Sibusiso Sibeko

Personal information
- Full name: Sibusiso Blessing Sibeko
- Date of birth: 24 March 1995 (age 29)
- Place of birth: Durban, South Africa
- Height: 1.73 m (5 ft 8 in)
- Position(s): Midfielder

Team information
- Current team: Lamontville Golden Arrows
- Number: 19

Senior career*
- Years: Team / Apps / (Gls)
- 2014–2020: Lamontville Golden Arrows / 67 / (2)
- 2020–2021: Polokwane City / 19 / (2)
- 2021–2023: Marumo Gallants / 31 / (2)
- 2023–: Lamontville Golden Arrows / 7 / (0)

= Sibusiso Sibeko =

South African soccer player

Sibusiso Blessing Sibeko (born 24 March 1995) is a South African soccer player who plays for Lamontville Golden Arrows, as a midfielder.

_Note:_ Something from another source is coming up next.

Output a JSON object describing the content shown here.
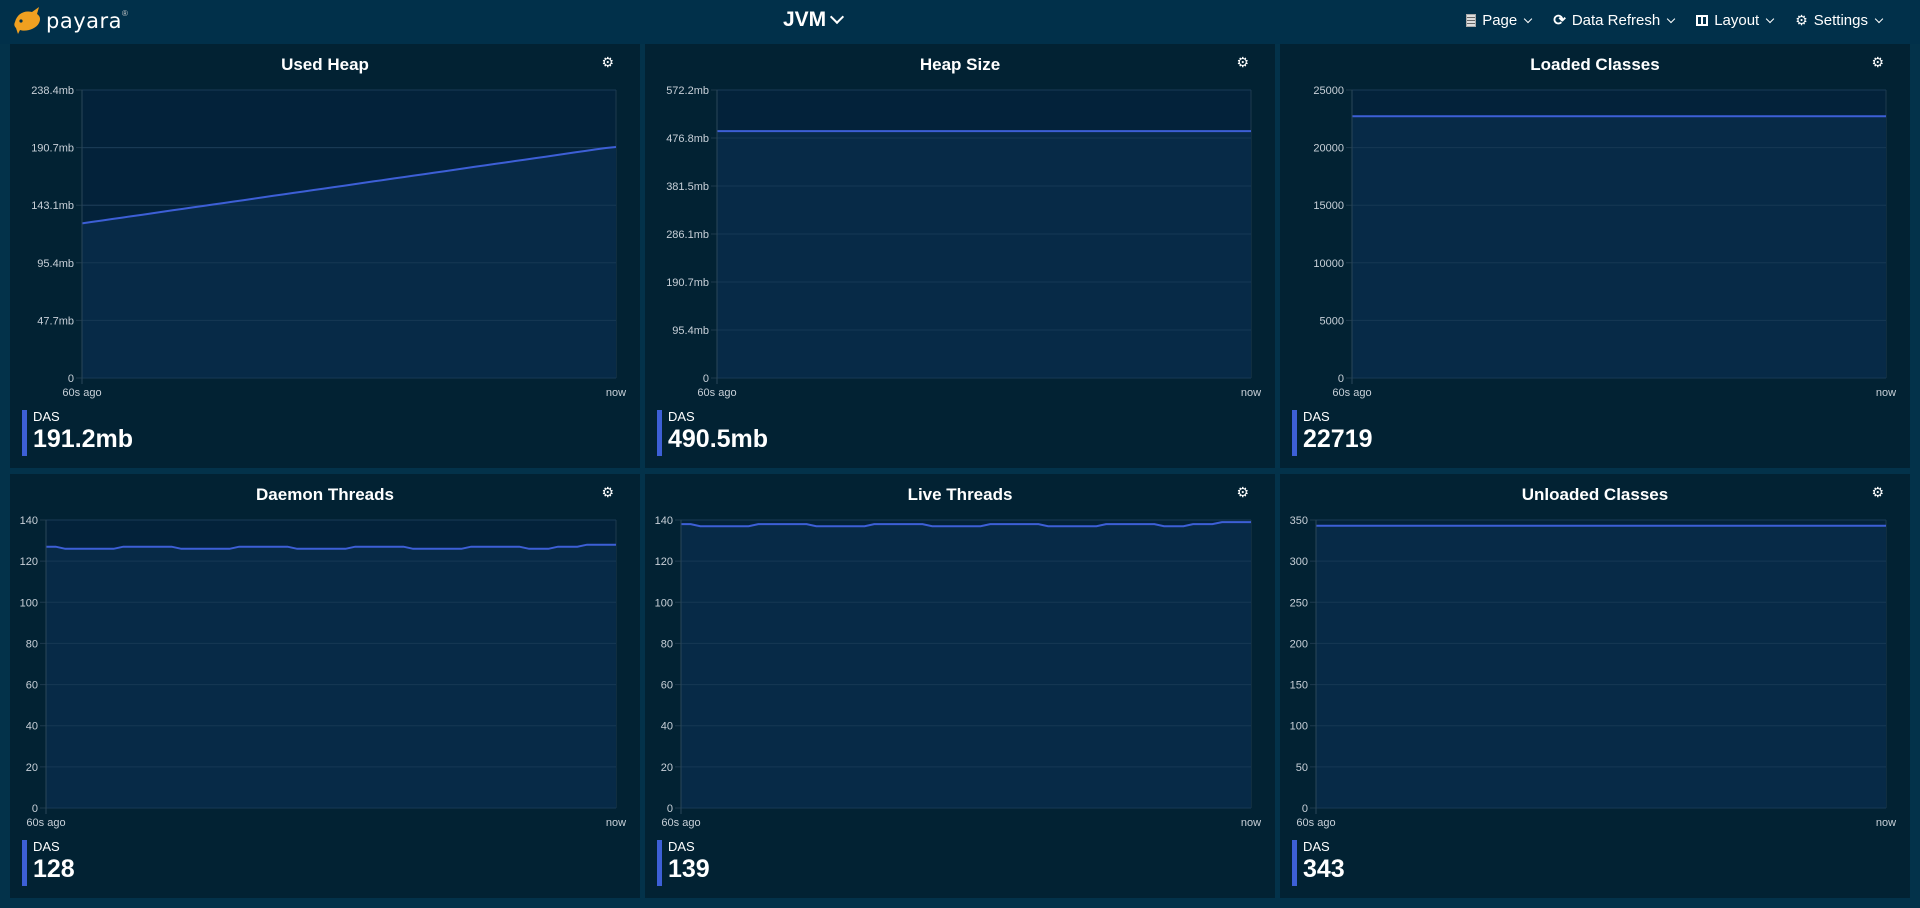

==Early life and club career==
Sibeko was born in Durban. He was released by Lamontville Golden Arrows in 2020. He subsequently signed for National First Division side Polokwane City in November 2020.

==International career==
He was part of the South Africa under-23 squad for the 2015 Africa U-23 Cup of Nations, but did not appear in any of their matches.